I was under the impression that, at least in the U.S., most public radio stations pay annual licensing fees to ascap/bmi or other music industry associations for blanket published audio licenses.   So, if you make it on the radio, you're probably covered even if you can't claim fair use.

If you publish it yourself, then it's less clear (at least to me.)  I remember reading that transom.org pays ascap online-broadcast fees to cover their work.  Whether that's really necessary or just a precaution against unreasonable lawsuits, I don't know.  For making demo tapes you could always try to use creative commons licensed music (for example, stuff from magnatune.com).  You couldn't sell CD's of the stuff, but you could at least give them away without worry.

A few possibly useful references:

Stanford's fair use and copyright law archive:

negativland's copyright stuff:

Best of luck with the audio work.  Don't forget to give us a link when there's some audio available.

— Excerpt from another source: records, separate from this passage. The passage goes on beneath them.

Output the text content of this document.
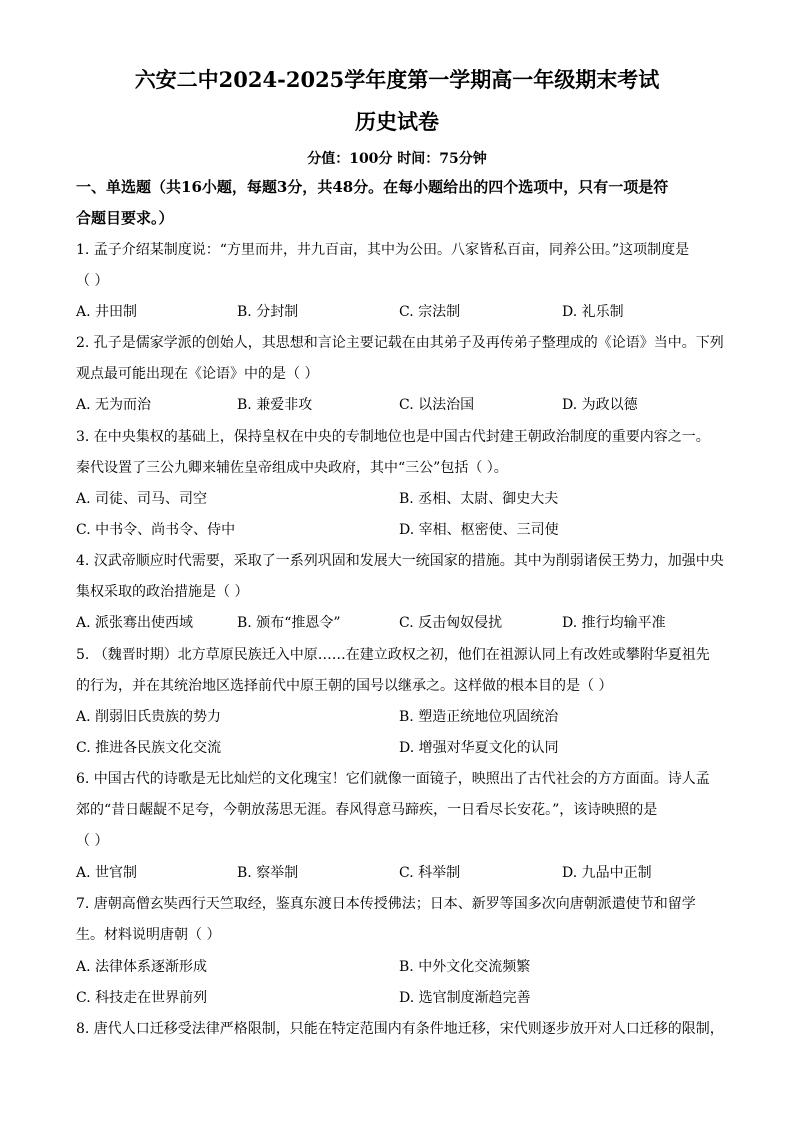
六安二中2024-2025学年度第一学期高一年级期末考试
历史试卷
分值：100分 时间：75分钟
一、单选题（共16小题，每题3分，共48分。在每小题给出的四个选项中，只有一项是符
合题目要求。）
1. 孟子介绍某制度说：“方里而井，井九百亩，其中为公田。八家皆私百亩，同养公田。”这项制度是
（ ）
A. 井田制	B. 分封制	C. 宗法制	D. 礼乐制
2. 孔子是儒家学派的创始人，其思想和言论主要记载在由其弟子及再传弟子整理成的《论语》当中。下列
观点最可能出现在《论语》中的是（ ）
A. 无为而治	B. 兼爱非攻	C. 以法治国	D. 为政以德
3. 在中央集权的基础上，保持皇权在中央的专制地位也是中国古代封建王朝政治制度的重要内容之一。
秦代设置了三公九卿来辅佐皇帝组成中央政府，其中“三公”包括（ ）。
A. 司徒、司马、司空	B. 丞相、太尉、御史大夫
C. 中书令、尚书令、侍中	D. 宰相、枢密使、三司使
4. 汉武帝顺应时代需要，采取了一系列巩固和发展大一统国家的措施。其中为削弱诸侯王势力，加强中央
集权采取的政治措施是（ ）
A. 派张骞出使西域	B. 颁布“推恩令”	C. 反击匈奴侵扰	D. 推行均输平准
5. （魏晋时期）北方草原民族迁入中原……在建立政权之初，他们在祖源认同上有改姓或攀附华夏祖先
的行为，并在其统治地区选择前代中原王朝的国号以继承之。这样做的根本目的是（ ）
A. 削弱旧氏贵族的势力	B. 塑造正统地位巩固统治
C. 推进各民族文化交流	D. 增强对华夏文化的认同
6. 中国古代的诗歌是无比灿烂的文化瑰宝！它们就像一面镜子，映照出了古代社会的方方面面。诗人孟
郊的“昔日龌龊不足夸，今朝放荡思无涯。春风得意马蹄疾，一日看尽长安花。”，该诗映照的是
（ ）
A. 世官制	B. 察举制	C. 科举制	D. 九品中正制
7. 唐朝高僧玄奘西行天竺取经，鉴真东渡日本传授佛法；日本、新罗等国多次向唐朝派遣使节和留学
生。材料说明唐朝（ ）
A. 法律体系逐渐形成	B. 中外文化交流频繁
C. 科技走在世界前列	D. 选官制度渐趋完善
8. 唐代人口迁移受法律严格限制，只能在特定范围内有条件地迁移，宋代则逐步放开对人口迁移的限制，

P.S. I agree with your take on Jonathan Goldstein.  I've always found his contributions to This American Life irritating.  I'd put him in the category of annoying, passionless narcissists occupied by Woody Allen and Spalding Gray - people who really ought to be paying the audience to see their work rather than the other way around. (Which perhaps says something about the correlation between my own tastes and qualities that lead to commercial success.)  That said, I haven't heard Wiretap yet, so perhaps he's put together something more interesting than his past fare.

- Erik

On Mon, Aug 08, 2005 at 02:02:05PM +0000, Matthew Shepherd wrote:
> Hi all,
> I'm currently working on my own Joe Frank Cough Rip-Off Cough Tribute 
> project. Basically heisting his monologue-and-intervew-over-ambience 
> format. Hopefully with enough of a unique and personal spin to make it more 
> than just Joe Frank Lite, but at least I'm being honest with myself: I'm 
> starting by emulating an artist I deeply admire, and hopefully my own voice 
> will grow from there. Like Bill Sienkiewicz starting as a lesser  Neal 
> Adams clone, if you're into comics.
> I am curious, however, about whether Joe or KCRW ever had to pay royalties 
> on the background music used in Joe projects. It's copyrighted stuff, 
> obviously, and radio can be pretty loosey-goosey about how royalties and 
> "fair use" works. I'm hoping to work with some local musicians on this 
> project, side-stepping the problem altogether, but it would be good to know 
> how this stuff works. I'm in Canada, if that makes a difference.
> Also: Joe Frank fans might get a charge out of Wiretap, on CBC radio. It's 
> kind of crushing for me to listen to, because I've been developing this 
> project for several years and then Wiretap turned up just when I was 
> prepping a CBC pitch, basically occupying the Joe Frank wannabe position. 
> I'm not a huge fan -- I find the host ridiculously self-absorbed, and all 
> the worse for making fun of being self-absorbed but doing so in a very "ha 
> ha I'm looking at myself critically aren't I clever and post-modern" sort 
> of way. Recently, he's been doing his own versions of bible stories.
> It's hard to say whether this is an intentional Joe Frank rip-off or just 
> somebody thinking they're brilliantly original 20 years after the fact; Joe 
> Frank has certainly never been mentioned on the show to my knowledge. But 
> Frank fans might get a charge out of it. I'm still a little sour grapey 
> about the whole thing, so I think that's jaundiced my ear a bit.